While it's loading, you may want to proceed with the next steps in a new terminal (but remember to repeat all of step 1).

  1. To load the OMIM data, run:
    ./manage.py load_omim

  2. Create superuser(s). This user will have access to all seqr projects on your development instance.
    ./manage.py createsuperuser # it will ask you to create a username and password

  3. Start the development server:
    ./manage.py runserver 8000

    You can now open http://localhost:8000 in your browser and login using the superuser credentials.

  4. Create the 1kg example project:
    ./manage.py add_project 1kg

    If you now refresh http://localhost:8000, you should see the project appear.

  5. Initialize the project with the example data we downloaded earlier:
    ./manage.py load_project_dir 1kg ${SEQR_INSTALL_DIR}/data/projects/1kg_project

    This adds the file paths to the database, but doesn't actually load the VCF data.

  6. To load the VCF data: ./manage.py load_project 1kg

Load your own data

  1. seqr was designed around the format of VCFs produced by the GATK variant calling tools.

    • the following genotype format is expected: GT:AD:DP:GQ:PL
  2. Before a VCF can be loaded into seqr, it must be annotated with VEP to add a specific set of annotations, including those provided by the dbNSFP and LoFTEE plugins. Once these plugins have been installed, please use the following command to annotate your VCF file (here called my_data.vcf.gz):

    perl ./vep/ensembl-tools-release-81/scripts/variant_effect_predictor/variant_effect_predictor.pl --everything --vcf --allele_number --no_stats --cache --offline --dir ./vep_cache/ --force_overwrite --cache_version 81 --fasta ./vep_cache/homo_sapiens/81_GRCh37/Homo_sapiens.GRCh37.75.dna.primary_assembly.fa --assembly GRCh37 --tabix --plugin LoF,human_ancestor_fa:./loftee_data/human_ancestor.fa.gz,filter_position:0.05,min_intron_size:15 --plugin dbNSFP,./reference_data/dbNSFP/dbNSFPv2.9.gz,Polyphen2_HVAR_pred,CADD_phred,SIFT_pred,FATHMM_pred,MutationTaster_pred,MetaSVM_pred -i my_data.vcf.gz -o my_data.vep.vcf.gz

    NOTE: VEP tends to run out of memory on large VCFs, so it's best to split the vcf into chuncks with 5000 or fewer variants in each, run VEP on each chunk in parallel, and then recombine. The grabix indexing tool is very helpful for the splitting step because it lets you extract an arbitrary range of lines from the vcf, and these can be piped directly into VEP.

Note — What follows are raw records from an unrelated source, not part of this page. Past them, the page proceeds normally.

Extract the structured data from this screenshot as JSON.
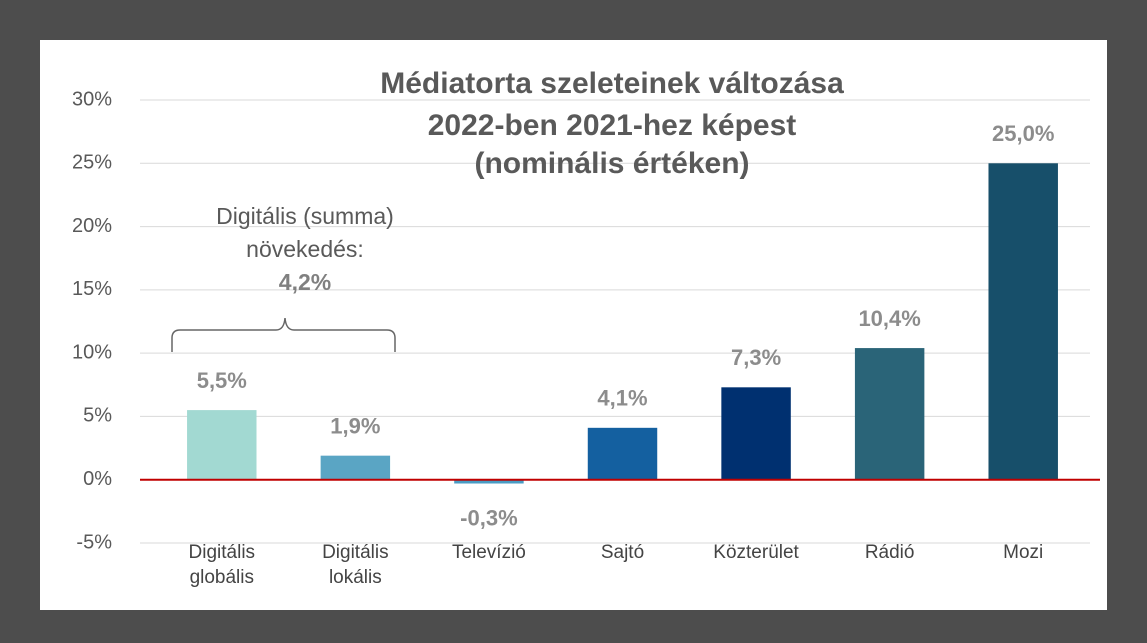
{
  "chart_data": {
    "type": "bar",
    "title": [
      "Médiatorta szeleteinek változása",
      "2022-ben 2021-hez képest",
      "(nominális értéken)"
    ],
    "categories": [
      "Digitális globális",
      "Digitális lokális",
      "Televízió",
      "Sajtó",
      "Közterület",
      "Rádió",
      "Mozi"
    ],
    "values": [
      5.5,
      1.9,
      -0.3,
      4.1,
      7.3,
      10.4,
      25.0
    ],
    "value_labels": [
      "5,5%",
      "1,9%",
      "-0,3%",
      "4,1%",
      "7,3%",
      "10,4%",
      "25,0%"
    ],
    "colors": [
      "#a2d9d2",
      "#5aa5c4",
      "#4a9cc4",
      "#1460a0",
      "#003070",
      "#2a6478",
      "#174f6a"
    ],
    "ylim": [
      -5,
      30
    ],
    "yticks": [
      {
        "value": -5,
        "label": "-5%"
      },
      {
        "value": 0,
        "label": "0%"
      },
      {
        "value": 5,
        "label": "5%"
      },
      {
        "value": 10,
        "label": "10%"
      },
      {
        "value": 15,
        "label": "15%"
      },
      {
        "value": 20,
        "label": "20%"
      },
      {
        "value": 25,
        "label": "25%"
      },
      {
        "value": 30,
        "label": "30%"
      }
    ],
    "grid": true,
    "annotation": [
      "Digitális (summa)",
      "növekedés:",
      "4,2%"
    ]
  }
}
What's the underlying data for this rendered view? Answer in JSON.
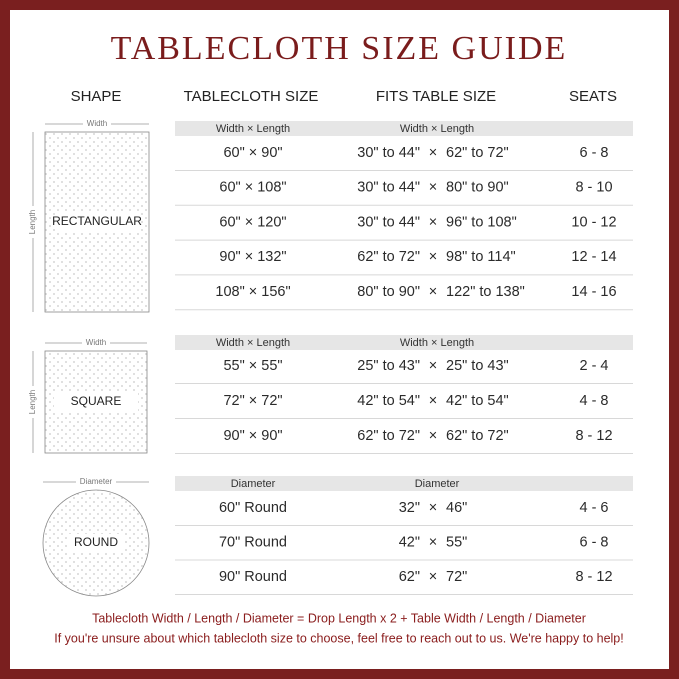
{
  "title": "TABLECLOTH  SIZE  GUIDE",
  "headers": [
    "SHAPE",
    "TABLECLOTH SIZE",
    "FITS TABLE SIZE",
    "SEATS"
  ],
  "sections": [
    {
      "shape": "RECTANGULAR",
      "dim_labels": [
        "Width",
        "Length"
      ],
      "subheader": [
        "Width × Length",
        "Width × Length"
      ],
      "rows": [
        [
          "60\" × 90\"",
          [
            "30\" to 44\"",
            "×",
            "62\" to 72\""
          ],
          "6 - 8"
        ],
        [
          "60\" × 108\"",
          [
            "30\" to 44\"",
            "×",
            "80\" to 90\""
          ],
          "8 - 10"
        ],
        [
          "60\" × 120\"",
          [
            "30\" to 44\"",
            "×",
            "96\" to 108\""
          ],
          "10 - 12"
        ],
        [
          "90\" × 132\"",
          [
            "62\" to 72\"",
            "×",
            "98\" to 114\""
          ],
          "12 - 14"
        ],
        [
          "108\" × 156\"",
          [
            "80\" to 90\"",
            "×",
            "122\" to 138\""
          ],
          "14 - 16"
        ]
      ]
    },
    {
      "shape": "SQUARE",
      "dim_labels": [
        "Width",
        "Length"
      ],
      "subheader": [
        "Width × Length",
        "Width × Length"
      ],
      "rows": [
        [
          "55\" × 55\"",
          [
            "25\" to 43\"",
            "×",
            "25\" to 43\""
          ],
          "2 - 4"
        ],
        [
          "72\" × 72\"",
          [
            "42\" to 54\"",
            "×",
            "42\" to 54\""
          ],
          "4 - 8"
        ],
        [
          "90\" × 90\"",
          [
            "62\" to 72\"",
            "×",
            "62\" to 72\""
          ],
          "8 - 12"
        ]
      ]
    },
    {
      "shape": "ROUND",
      "dim_labels": [
        "Diameter"
      ],
      "subheader": [
        "Diameter",
        "Diameter"
      ],
      "rows": [
        [
          "60\" Round",
          [
            "32\"",
            "×",
            "46\""
          ],
          "4 - 6"
        ],
        [
          "70\" Round",
          [
            "42\"",
            "×",
            "55\""
          ],
          "6 - 8"
        ],
        [
          "90\" Round",
          [
            "62\"",
            "×",
            "72\""
          ],
          "8 - 12"
        ]
      ]
    }
  ],
  "footer": [
    "Tablecloth  Width / Length / Diameter = Drop Length x 2 + Table Width / Length / Diameter",
    "If you're unsure about which tablecloth size to choose, feel free to reach out to us. We're happy to help!"
  ]
}
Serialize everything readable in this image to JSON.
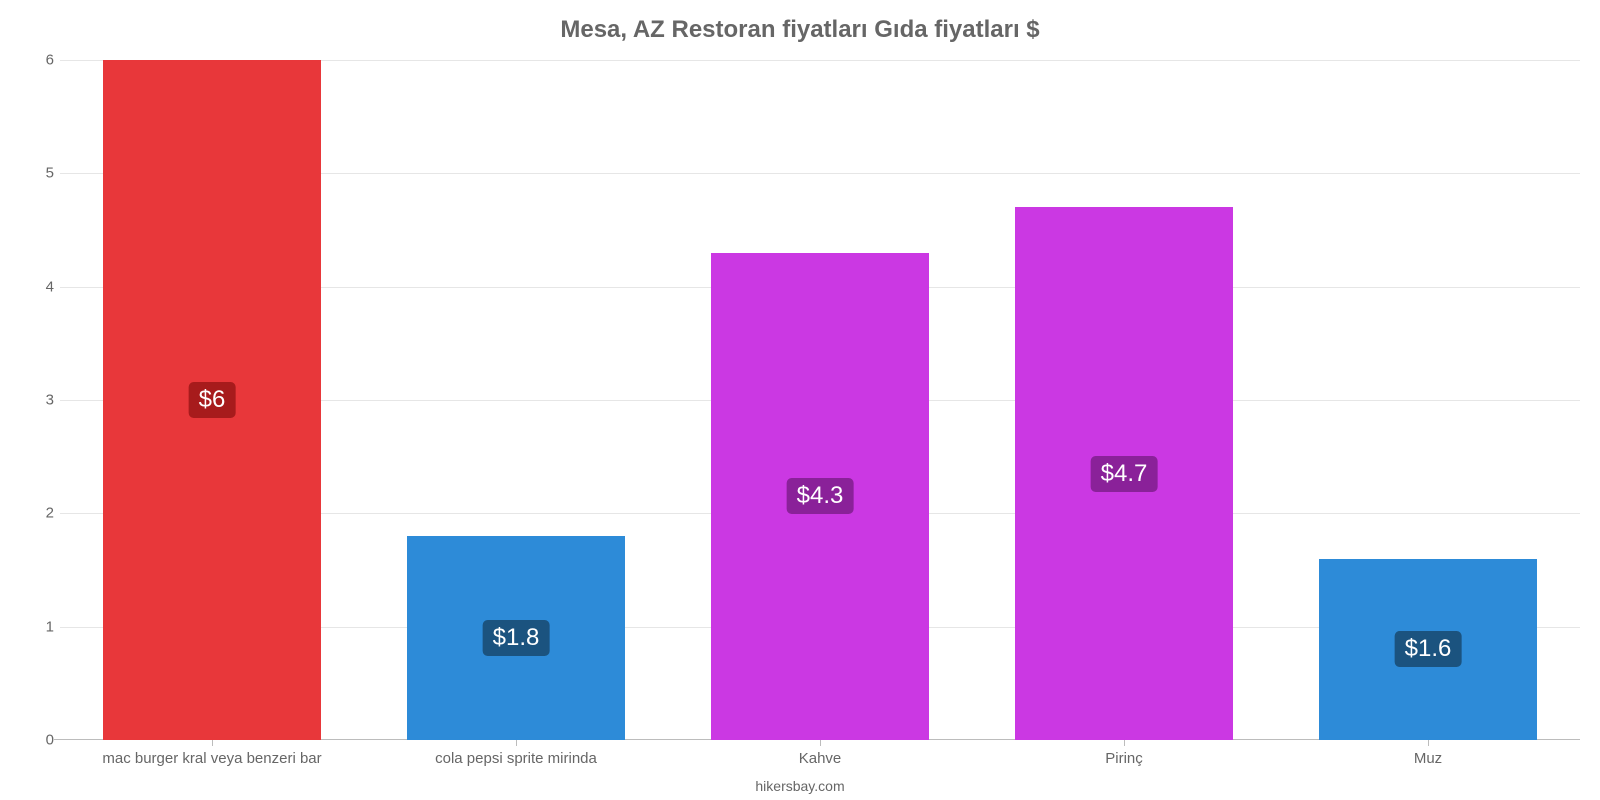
{
  "chart": {
    "type": "bar",
    "title": "Mesa, AZ Restoran fiyatları Gıda fiyatları $",
    "title_fontsize": 24,
    "title_color": "#666666",
    "credit": "hikersbay.com",
    "credit_fontsize": 14,
    "credit_color": "#666666",
    "background_color": "#ffffff",
    "grid_color": "#e6e6e6",
    "axis_color": "#bcbcbc",
    "label_color": "#666666",
    "y": {
      "min": 0,
      "max": 6,
      "ticks": [
        0,
        1,
        2,
        3,
        4,
        5,
        6
      ],
      "fontsize": 15
    },
    "x": {
      "fontsize": 15
    },
    "bar_width_ratio": 0.72,
    "value_label_fontsize": 24,
    "bars": [
      {
        "category": "mac burger kral veya benzeri bar",
        "value": 6.0,
        "display": "$6",
        "color": "#e8373a",
        "pill_bg": "#a71b1c"
      },
      {
        "category": "cola pepsi sprite mirinda",
        "value": 1.8,
        "display": "$1.8",
        "color": "#2d8bd8",
        "pill_bg": "#1b537f"
      },
      {
        "category": "Kahve",
        "value": 4.3,
        "display": "$4.3",
        "color": "#cb38e3",
        "pill_bg": "#8a2199"
      },
      {
        "category": "Pirinç",
        "value": 4.7,
        "display": "$4.7",
        "color": "#cb38e3",
        "pill_bg": "#8a2199"
      },
      {
        "category": "Muz",
        "value": 1.6,
        "display": "$1.6",
        "color": "#2d8bd8",
        "pill_bg": "#1b537f"
      }
    ]
  }
}
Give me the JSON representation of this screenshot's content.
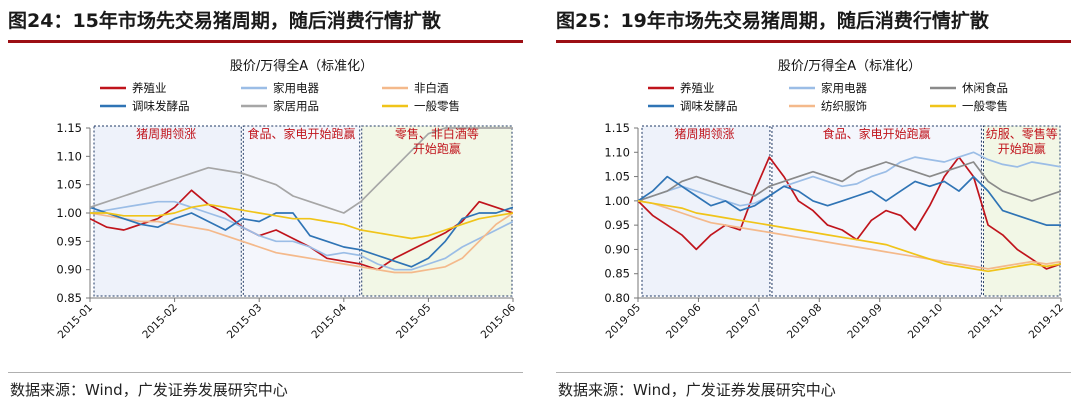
{
  "panels": [
    {
      "title": "图24：15年市场先交易猪周期，随后消费行情扩散",
      "source": "数据来源：Wind，广发证券发展研究中心",
      "chart_data": {
        "type": "line",
        "title": "股价/万得全A（标准化）",
        "xlabel": "",
        "ylabel": "",
        "x_ticks": [
          "2015-01",
          "2015-02",
          "2015-03",
          "2015-04",
          "2015-05",
          "2015-06"
        ],
        "y_ticks": [
          "0.85",
          "0.90",
          "0.95",
          "1.00",
          "1.05",
          "1.10",
          "1.15"
        ],
        "ylim": [
          0.85,
          1.15
        ],
        "grid": false,
        "legend_position": "top",
        "phase_boundaries": [
          1.8,
          3.2
        ],
        "phases": [
          {
            "label": "猪周期领涨",
            "color": "#eef2fa"
          },
          {
            "label": "食品、家电开始跑赢",
            "color": "#f4f6fc"
          },
          {
            "label": "零售、非白酒等开始跑赢",
            "color": "#f2f7e6"
          }
        ],
        "series": [
          {
            "name": "养殖业",
            "color": "#c0141c",
            "values": [
              0.99,
              0.975,
              0.97,
              0.98,
              0.99,
              1.01,
              1.04,
              1.015,
              1.0,
              0.975,
              0.96,
              0.97,
              0.955,
              0.94,
              0.92,
              0.915,
              0.91,
              0.9,
              0.92,
              0.935,
              0.95,
              0.965,
              0.985,
              1.02,
              1.01,
              1.0
            ]
          },
          {
            "name": "家用电器",
            "color": "#9bbde6",
            "values": [
              1.0,
              1.005,
              1.01,
              1.015,
              1.02,
              1.02,
              1.01,
              1.0,
              0.99,
              0.975,
              0.96,
              0.95,
              0.95,
              0.94,
              0.925,
              0.93,
              0.925,
              0.91,
              0.9,
              0.9,
              0.91,
              0.92,
              0.94,
              0.955,
              0.97,
              0.985
            ]
          },
          {
            "name": "非白酒",
            "color": "#f4b98b",
            "values": [
              1.0,
              0.995,
              0.99,
              0.985,
              0.985,
              0.98,
              0.975,
              0.97,
              0.96,
              0.95,
              0.94,
              0.93,
              0.925,
              0.92,
              0.915,
              0.91,
              0.905,
              0.9,
              0.895,
              0.895,
              0.9,
              0.905,
              0.92,
              0.95,
              0.98,
              1.0
            ]
          },
          {
            "name": "调味发酵品",
            "color": "#2f74b5",
            "values": [
              1.01,
              1.0,
              0.99,
              0.98,
              0.975,
              0.99,
              1.0,
              0.985,
              0.97,
              0.99,
              0.985,
              1.0,
              1.0,
              0.96,
              0.95,
              0.94,
              0.935,
              0.925,
              0.915,
              0.905,
              0.92,
              0.95,
              0.99,
              1.0,
              1.0,
              1.01
            ]
          },
          {
            "name": "家居用品",
            "color": "#a6a6a6",
            "values": [
              1.01,
              1.02,
              1.03,
              1.04,
              1.05,
              1.06,
              1.07,
              1.08,
              1.075,
              1.07,
              1.06,
              1.05,
              1.03,
              1.02,
              1.01,
              1.0,
              1.02,
              1.05,
              1.08,
              1.11,
              1.14,
              1.15,
              1.15,
              1.15,
              1.15,
              1.15
            ]
          },
          {
            "name": "一般零售",
            "color": "#f0c419",
            "values": [
              1.0,
              1.0,
              0.995,
              0.995,
              0.995,
              1.0,
              1.01,
              1.015,
              1.01,
              1.005,
              1.0,
              0.995,
              0.99,
              0.99,
              0.985,
              0.98,
              0.97,
              0.965,
              0.96,
              0.955,
              0.96,
              0.97,
              0.98,
              0.99,
              0.995,
              1.0
            ]
          }
        ]
      }
    },
    {
      "title": "图25：19年市场先交易猪周期，随后消费行情扩散",
      "source": "数据来源：Wind，广发证券发展研究中心",
      "chart_data": {
        "type": "line",
        "title": "股价/万得全A（标准化）",
        "xlabel": "",
        "ylabel": "",
        "x_ticks": [
          "2019-05",
          "2019-06",
          "2019-07",
          "2019-08",
          "2019-09",
          "2019-10",
          "2019-11",
          "2019-12"
        ],
        "y_ticks": [
          "0.80",
          "0.85",
          "0.90",
          "0.95",
          "1.00",
          "1.05",
          "1.10",
          "1.15"
        ],
        "ylim": [
          0.8,
          1.15
        ],
        "grid": false,
        "legend_position": "top",
        "phase_boundaries": [
          2.2,
          5.7
        ],
        "phases": [
          {
            "label": "猪周期领涨",
            "color": "#eef2fa"
          },
          {
            "label": "食品、家电开始跑赢",
            "color": "#f4f6fc"
          },
          {
            "label": "纺服、零售等开始跑赢",
            "color": "#f2f7e6"
          }
        ],
        "series": [
          {
            "name": "养殖业",
            "color": "#c0141c",
            "values": [
              1.0,
              0.97,
              0.95,
              0.93,
              0.9,
              0.93,
              0.95,
              0.94,
              1.02,
              1.09,
              1.05,
              1.0,
              0.98,
              0.95,
              0.94,
              0.92,
              0.96,
              0.98,
              0.97,
              0.94,
              0.99,
              1.05,
              1.09,
              1.05,
              0.95,
              0.93,
              0.9,
              0.88,
              0.86,
              0.87
            ]
          },
          {
            "name": "家用电器",
            "color": "#9bbde6",
            "values": [
              1.0,
              1.01,
              1.02,
              1.03,
              1.02,
              1.01,
              1.0,
              0.99,
              0.995,
              1.01,
              1.03,
              1.04,
              1.05,
              1.04,
              1.03,
              1.035,
              1.05,
              1.06,
              1.08,
              1.09,
              1.085,
              1.08,
              1.09,
              1.1,
              1.085,
              1.075,
              1.07,
              1.08,
              1.075,
              1.07
            ]
          },
          {
            "name": "休闲食品",
            "color": "#8a8a8a",
            "values": [
              1.0,
              1.01,
              1.02,
              1.04,
              1.05,
              1.04,
              1.03,
              1.02,
              1.01,
              1.03,
              1.04,
              1.05,
              1.06,
              1.05,
              1.04,
              1.06,
              1.07,
              1.08,
              1.07,
              1.06,
              1.05,
              1.06,
              1.07,
              1.08,
              1.04,
              1.02,
              1.01,
              1.0,
              1.01,
              1.02
            ]
          },
          {
            "name": "调味发酵品",
            "color": "#2f74b5",
            "values": [
              1.0,
              1.02,
              1.05,
              1.03,
              1.01,
              0.99,
              1.0,
              0.98,
              0.99,
              1.01,
              1.03,
              1.02,
              1.0,
              0.99,
              1.0,
              1.01,
              1.02,
              1.0,
              1.02,
              1.04,
              1.03,
              1.04,
              1.02,
              1.05,
              1.02,
              0.98,
              0.97,
              0.96,
              0.95,
              0.95
            ]
          },
          {
            "name": "纺织服饰",
            "color": "#f4b98b",
            "values": [
              1.0,
              0.995,
              0.985,
              0.975,
              0.965,
              0.955,
              0.95,
              0.945,
              0.94,
              0.935,
              0.93,
              0.925,
              0.92,
              0.915,
              0.91,
              0.905,
              0.9,
              0.895,
              0.89,
              0.885,
              0.88,
              0.875,
              0.87,
              0.865,
              0.86,
              0.865,
              0.87,
              0.875,
              0.87,
              0.875
            ]
          },
          {
            "name": "一般零售",
            "color": "#f0c419",
            "values": [
              1.0,
              0.995,
              0.99,
              0.985,
              0.975,
              0.97,
              0.965,
              0.96,
              0.955,
              0.95,
              0.945,
              0.94,
              0.935,
              0.93,
              0.925,
              0.92,
              0.915,
              0.91,
              0.9,
              0.89,
              0.88,
              0.87,
              0.865,
              0.86,
              0.855,
              0.86,
              0.865,
              0.87,
              0.865,
              0.87
            ]
          }
        ]
      }
    }
  ]
}
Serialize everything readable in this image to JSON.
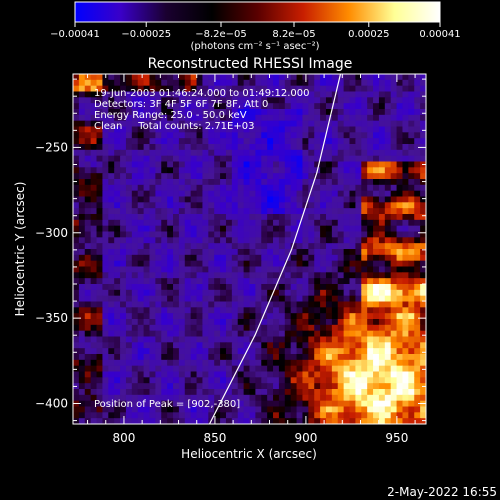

  3. Once you have an annotated file, it can be loaded the same way as steps 6 to 8 in the 'Load example data' section.

Production Environment

  1. Web server: For production, we recommend running either Apache with mod_wsgi, or gunicorn with nginx as a reverse proxy. An example gunicorn and nginx configuration is described here. A good tutorial on the gunicorn+nginx setup can be found here: http://agiliq.com/blog/2013/08/minimal-nginx-and-gunicorn-configuration-for-djang/

  2. It's critical to enable https in the apache or nginx config to prevent login credentials and other sensative information from being sent in plain text.